Jackie: [giggles] You know, Michael once wrote me a sexy note. Except, he can't really spell, so I didn't know what I was supposed to do to him.
Quote from Fez
Fez: Is this your card?
Hyde: No.
Fez: Is this your card?
Hyde: No.
Fez: Is this your card?
Hyde: No.
Fez: Ah, screw you.
Quote from Laurie
Laurie: Hey, Kelso, I had a dream about you last night.
Kelso: Really?
Laurie: Yeah. We were doing stuff, and it was all hot and sweaty and I just kept calling your name over and over. "Tater Nuts! Tater Nuts!" [Hyde and Fez laugh]
Kelso: Then what?
Quote from Hyde
Donna: Hey, Laurie, I found something in Eric's car that I think must probably be yours.
Fez: Is that- Oh, good heavens, it is. I am in the presence of panties. [choir singing]
Laurie: Donna, please. I don't wear pink panties.
Hyde: Yeah. She'd have to wear panties to wear pink panties. [Laurie slaps Hyde]
Quote from Hyde
Hyde: Hey, there, Red. Does Mrs. Forman know you're out here clogging your arteries with a double cheese?
Red: Yes. So there would be no reason to tell her.
Hyde: Sorry, Red. I don't think I could lie to Mrs. Forman. 'Cause I really, really love her.
Red: All right, you blackmailing S.O.B., what do you want?
Hyde: Sure could use some fries.
Red: Here. Now beat it.
Hyde: You don't have to be rude.
Quote from Bob
Bob: Hey, there, Donna. Where are you going?
Donna: To The Hub to kick Eric's ass!
Bob: Yeah, well, kick it good.
Quote from Midge
Donna: Um... [clears throat] Mom, why were your panties in the Vista Cruiser?

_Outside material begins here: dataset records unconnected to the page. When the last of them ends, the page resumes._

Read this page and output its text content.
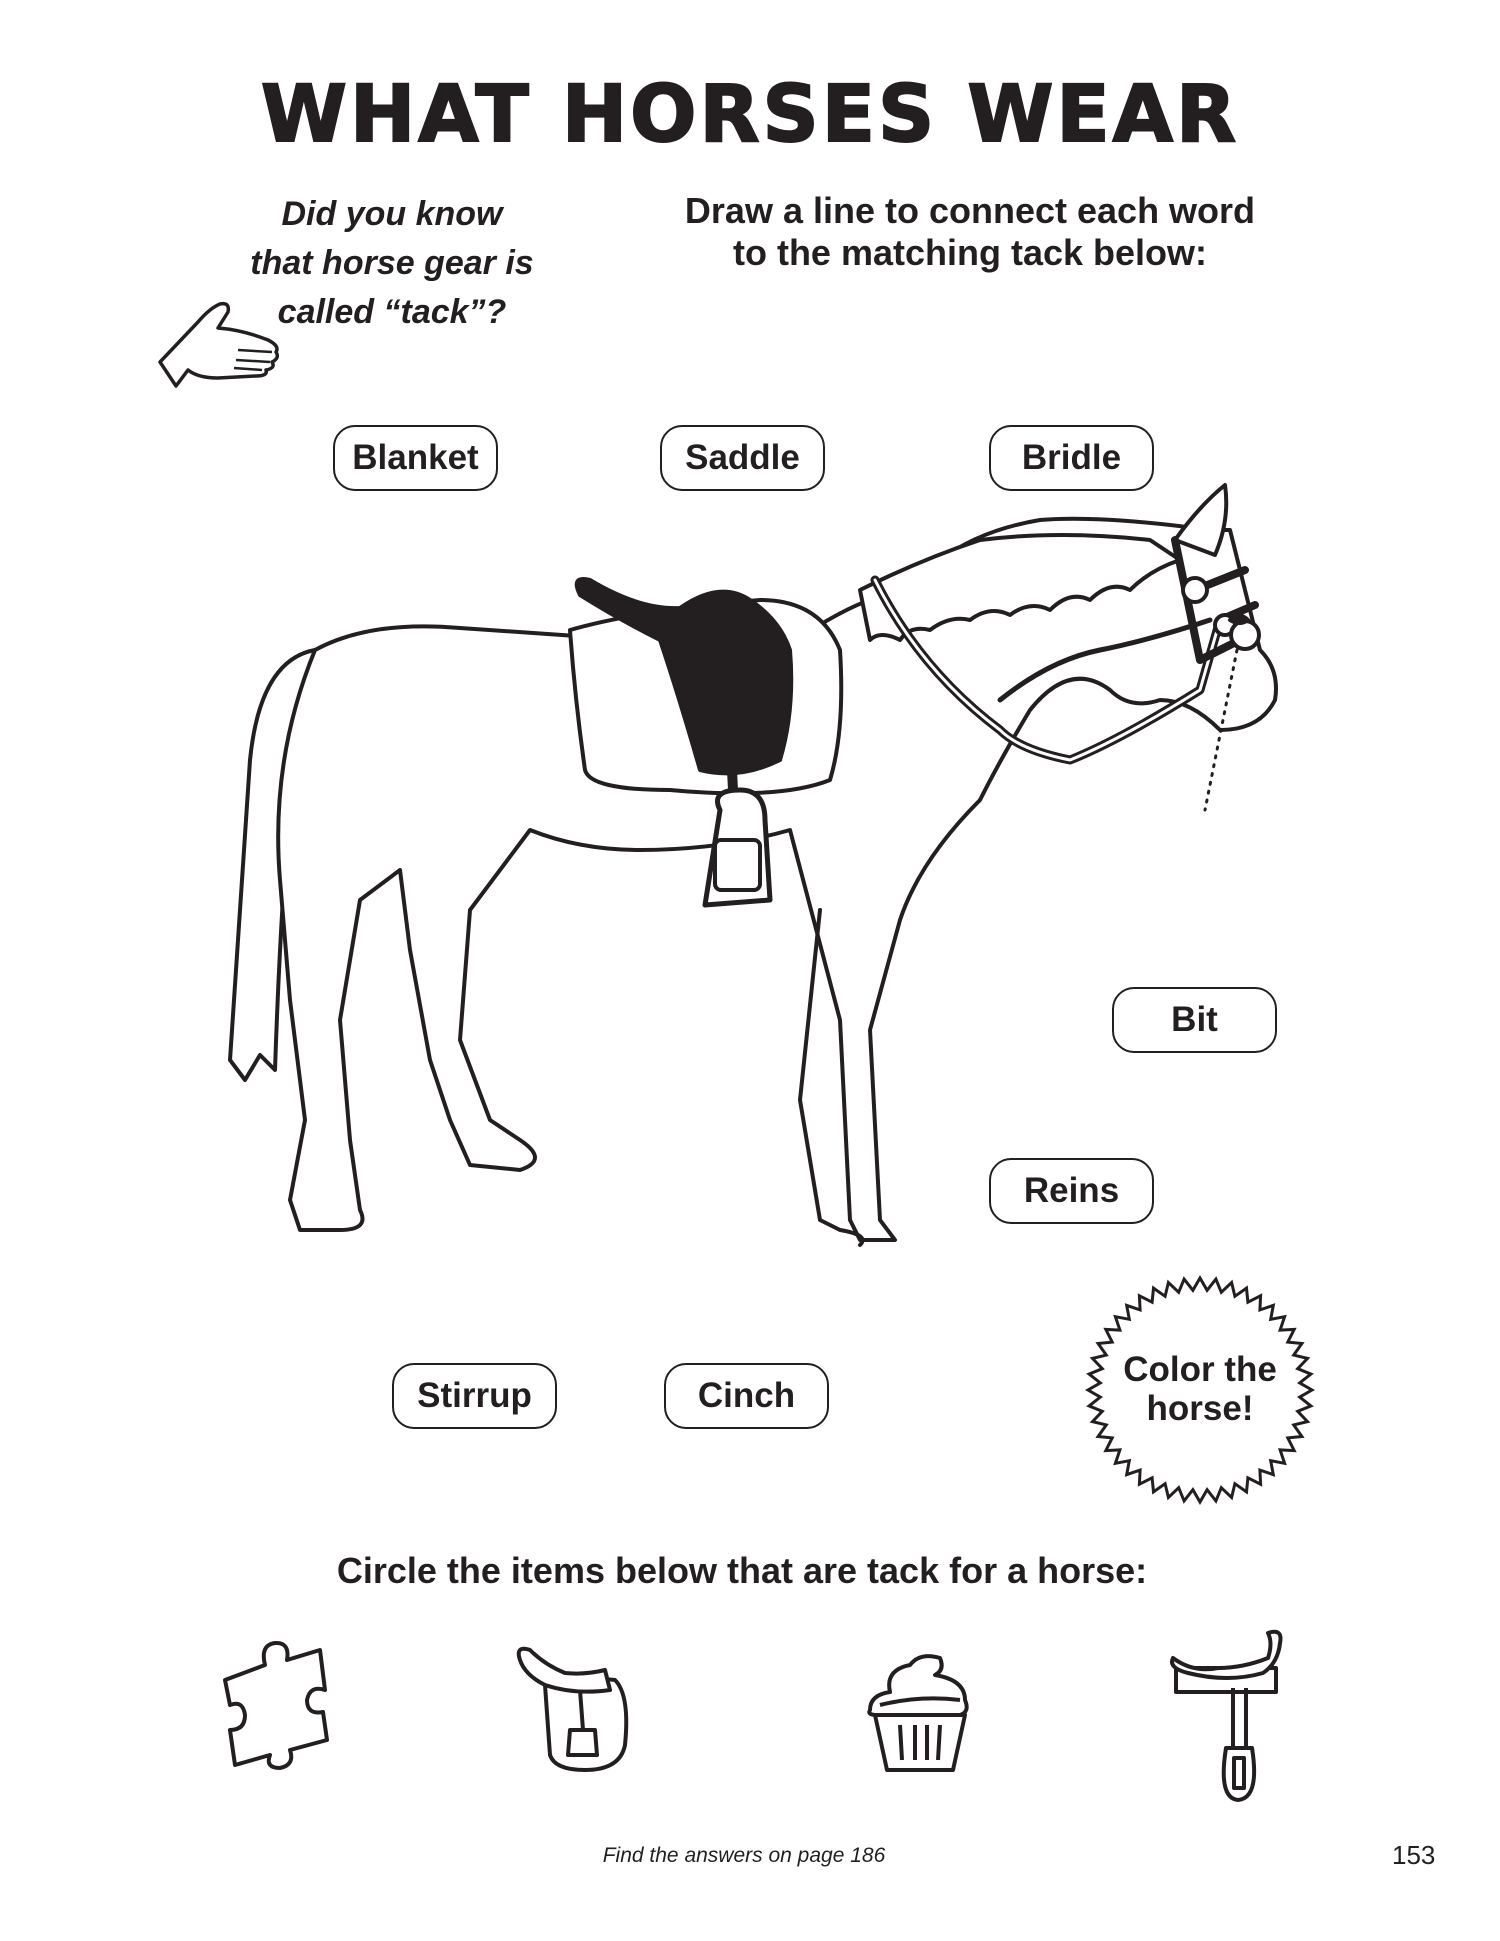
WHAT HORSES WEAR
Did you know
that horse gear is
called “tack”?
Draw a line to connect each word
to the matching tack below:
Blanket	Saddle	Bridle
Bit
Reins
Stirrup	Cinch
Color the
horse!
Circle the items below that are tack for a horse:
Find the answers on page 186	153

Fez: And please be as specific.
Midge: Donna, when you've been together as long as your father and I have you need to do creative things in creative places. [Eric, Kelso and Fez groan]
Quote from Eric
Donna: You know, Eric, you don't have to rub it in. I know I made an ass out of myself.
Eric: Well, you know what? That's what you get for taking me for granted. 'Cause, Donna, I may be skinny, but... Yeah, I'm Mick Jagger skinny and that's very in right now. Yeah, it's very hot.

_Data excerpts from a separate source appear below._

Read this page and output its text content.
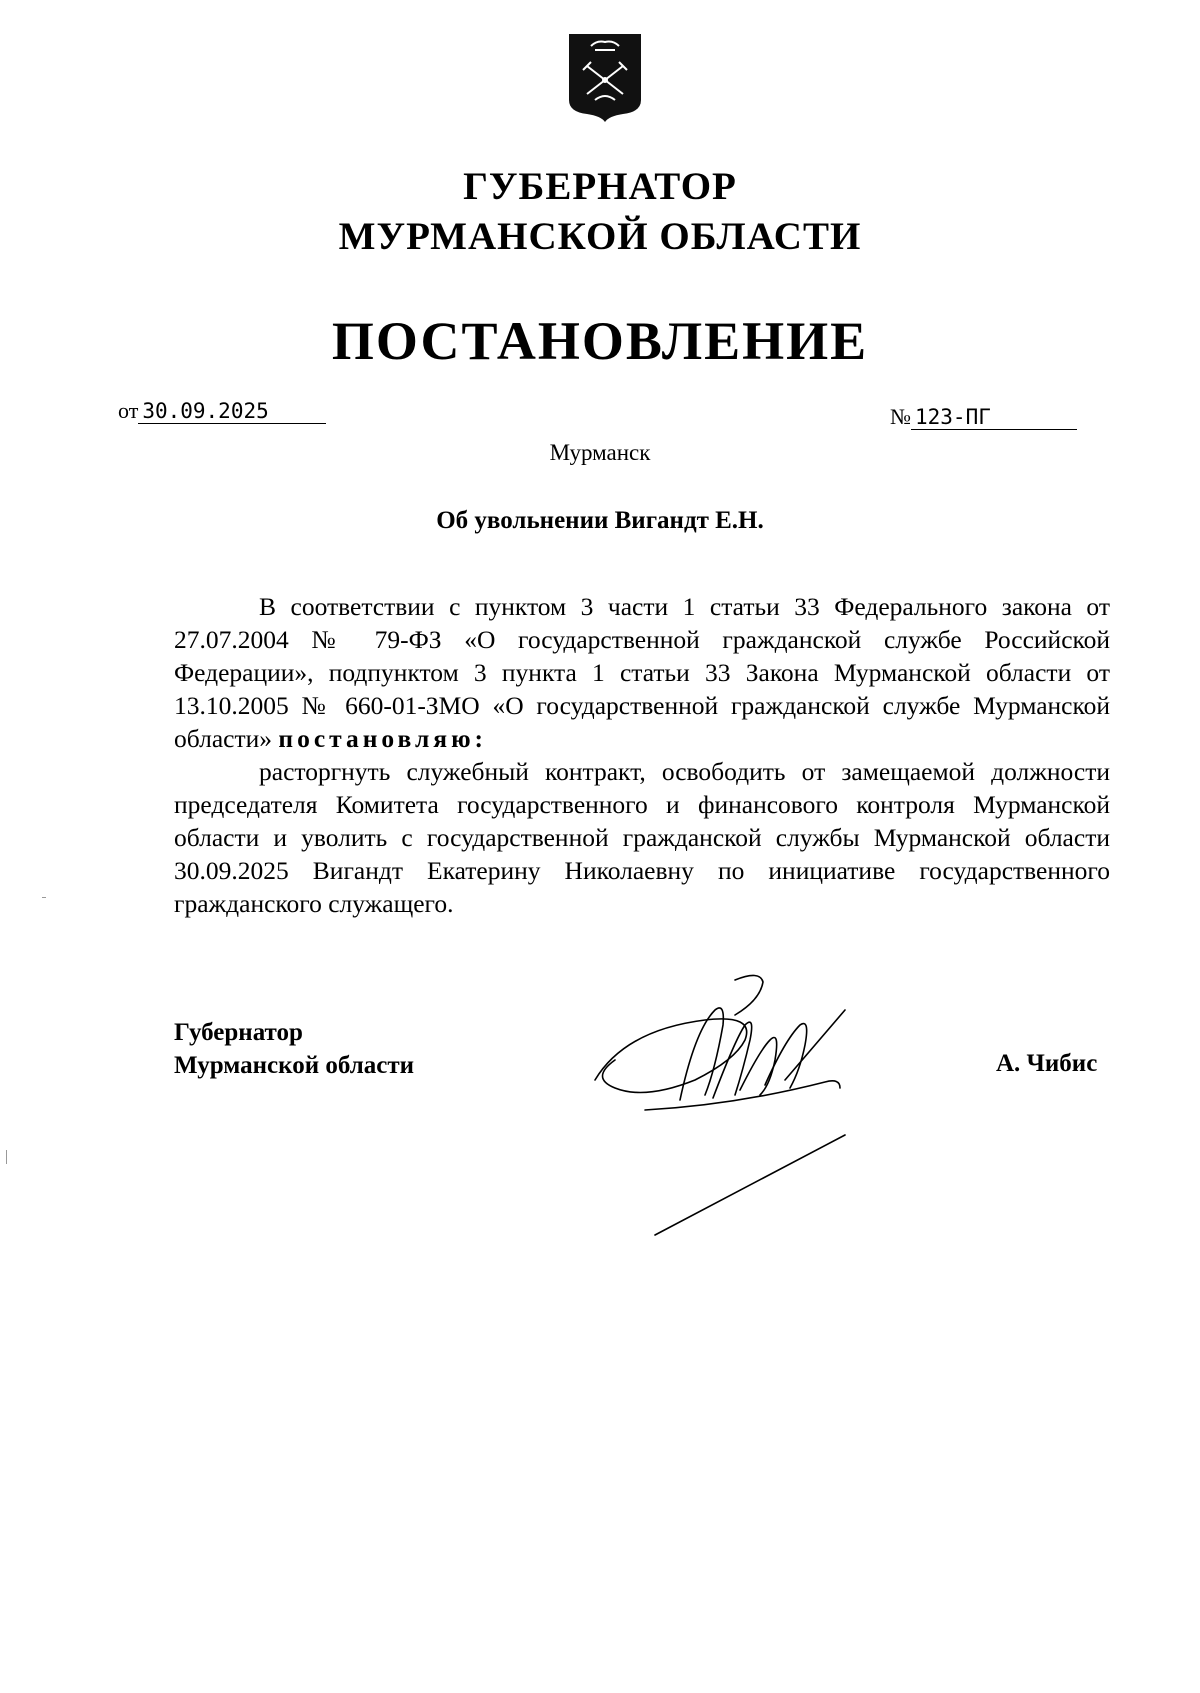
ГУБЕРНАТОР
МУРМАНСКОЙ ОБЛАСТИ
ПОСТАНОВЛЕНИЕ
от 30.09.2025	№ 123-ПГ
Мурманск
Об увольнении Вигандт Е.Н.

В соответствии с пунктом 3 части 1 статьи 33 Федерального закона от 27.07.2004 № 79-ФЗ «О государственной гражданской службе Российской Федерации», подпунктом 3 пункта 1 статьи 33 Закона Мурманской области от 13.10.2005 № 660-01-ЗМО «О государственной гражданской службе Мурманской области» постановляю:

расторгнуть служебный контракт, освободить от замещаемой должности председателя Комитета государственного и финансового контроля Мурманской области и уволить с государственной гражданской службы Мурманской области 30.09.2025 Вигандт Екатерину Николаевну по инициативе государственного гражданского служащего.

Губернатор
Мурманской области	А. Чибис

Donna: Eric, I know you're hot, 'cause you're with me.
Eric: Okay. So, what have we learned from all this?
Donna: Always lock the doors to the Vista Cruiser.
Eric: Right you are.
Quote from Eric
Eric: Man, Bob and Midge must really hate me. 'Cause right after having sex in my car, I think they smeared cheese under the seat.
Hyde: That's just mean.
Eric: There. Okay, I think it's safe for human occupancy again.
Kelso: Uh-oh. Looks like Bob left something in the car too. [holds up underpants]
Fez: Eric, you must sell this car.
Hyde: Or call a priest.
Quote from Donna
Donna: Eric, you got to hear this-
Eric: We were just studying, Donna, that's all.
Donna: Eric, I'm telling a story here. Kelso was running through the cafeteria and there were these mashed potatoes on the floor-
Eric: She's just my lab partner! So, mellow out, God!
Donna: Uh-huh. So, Kelso slips on the potatoes slides into a pole with his legs spread, totally wracks himself. And everybody starts throwing their carrots and their cheese at him chanting, "Tater nuts! Tater nuts!" It was awesome!